Grande potenza terrestre, opera su linee logistiche interne che giocano a suo
favore. Politicamente, i russi credono di combattere una guerra esistenziale
contro un Occidente espansionista. Già nel 2008, il telegramma diplomatico “Nyet
significa Nyet” di Bill Burns descriveva l’espansione della NATO come una
questione “nevralgica” per tutti i russi, non solo per Putin. La loro causa è l’esistenza
della Russia e l’85% di consenso politico di Putin riflette l’impegno del suo
popolo a vincere. Implicazioni: la Russia è al posto di comando. E allora?
Secondo
questa analisi, l’equilibrio di potere - sul campo di battaglia e al tavolo dei
negoziati - favorisce in modo schiacciante la Russia. Ciononostante, i leader
europei - con un sostegno sempre più debole tra gli americani - sembrano
credere che siano i perdenti a dettare le condizioni del cessate il fuoco o
della resa. Poi protestano a gran voce quando né la storia né Putin sono
d'accordo. In guerra, sono i vincitori a dettare le condizioni, e questa guerra
finirà in gran parte secondo le condizioni della Russia. Anche se gli spin
doctor ci proveranno senza dubbio, non servirà a nulla cercare di
presentare politicamente la situazione come qualcosa di diverso da una
sconfitta della NATO, perché di questo si tratta. Molto meglio riconoscere e
accettare questa inevitabilità strategica, mostrare un po’ di umiltà politica
europea e iniziare - finalmente - a collaborare in modo costruttivo con
americani e russi. In modo da poter, a nostra volta, affrontare la domanda più
importante e immediata per tutti noi: la guerra si concluderà più lentamente,
brutalmente e costosamente sul campo di battaglia? O più rapidamente,
umanamente ed economicamente al tavolo dei negoziati? Se riconosciamo la
relativa mancanza di potere dell’Occidente e accettiamo le realtà geopolitiche
sul campo, noi europei possiamo iniziare a fare la differenza in modo positivo,
anziché cercare di aggrapparci alla nostra fallimentare narrazione politica e
rimandare l’inevitabile. Dovremo cessare di chiedere alla Russia di accettare
condizioni che l’Occidente non è in grado di imporre. Dovremo cambiare la
nostra posizione sui fondamenti dei negoziati. Anche la Russia ha legittimi
interessi di sicurezza. Spingere la NATO ai confini della Russia ignorandone
deliberatamente gli interessi ha sempre portato a un conflitto. Le guerre si
concludono con la diplomazia, il che significa che i leader europei inizino a
parlare personalmente con Putin e con il ministro degli Esteri Lavrov, cercando
di capire meglio in prima persona cosa vogliono loro e tutti i russi.
Quest’ultima
domanda non dovrebbe essere troppo difficile, perché i russi ci dicono cosa
vogliono da almeno tre anni. Fondamentalmente, stanno cercando una soluzione di
sicurezza che elimini la causa principale della guerra e porti a una pace
duratura nel continente europeo. Quando ci sarà un ampio accordo su come
raggiungere questo obiettivo, allora - e solo allora - saranno pronti a parlare
di un cessate il fuoco. E cominciare a porre fine alla catastrofica distruzione
delle infrastrutture dell’Ucraina, alla perdita di ancora più vite russe e ucraine
e alla spesa di buoni soldi europei che seguono a quelli cattivi già
sperperati. Nel 1965, il generale Andrés
Beaufre affermò: “In guerra, chi perde merita di perdere perché la sua
sconfitta è dovuta a errori di pensiero, prima o durante la campagna”. Sono d’accordo.
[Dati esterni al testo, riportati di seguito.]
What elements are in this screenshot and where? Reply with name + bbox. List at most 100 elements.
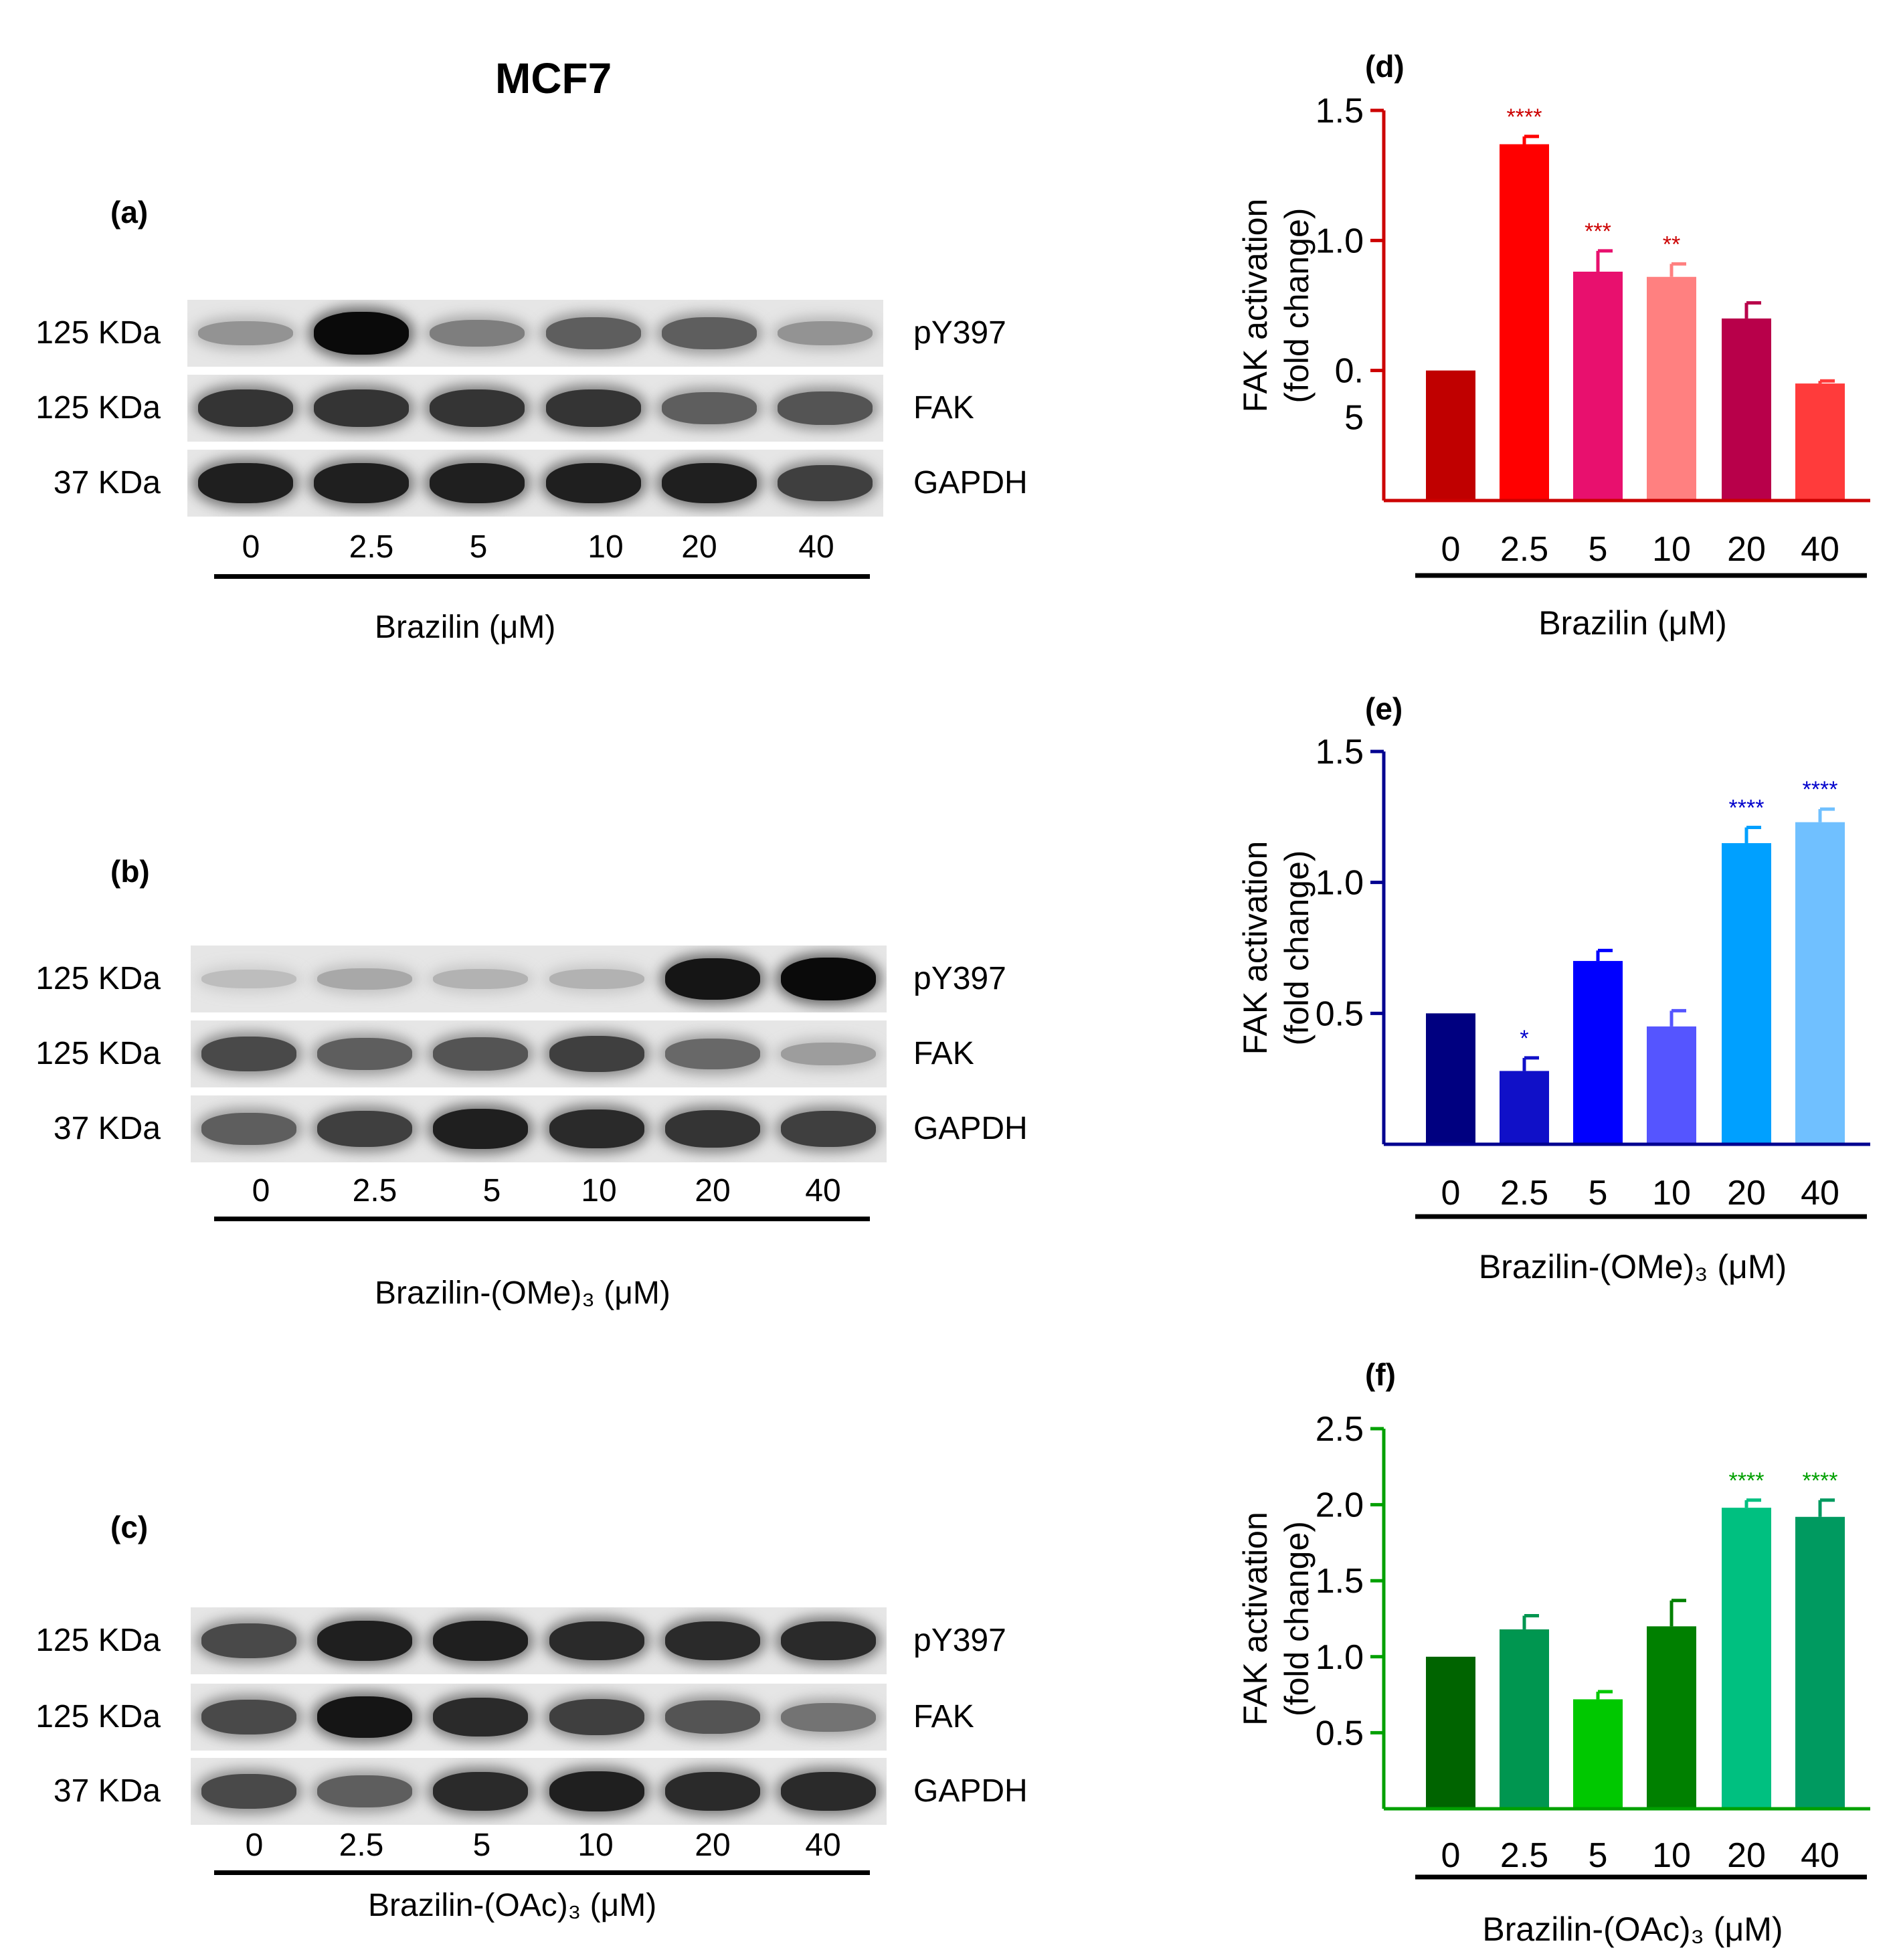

Può andare contro il pensiero europeo convenzionale, ma la storia dimostrerà
presto che, insieme agli americani, noi europei abbiamo una responsabilità
sostanziale per questa guerra e per la sconfitta della NATO. Con un pensiero
strategico competente, avremmo potuto evitare la guerra fin dall’inizio. Con un
pensiero competente sull’equilibrio di potere, potremmo - e dovremmo - ora contribuire
a condurla più rapidamente a una conclusione umana.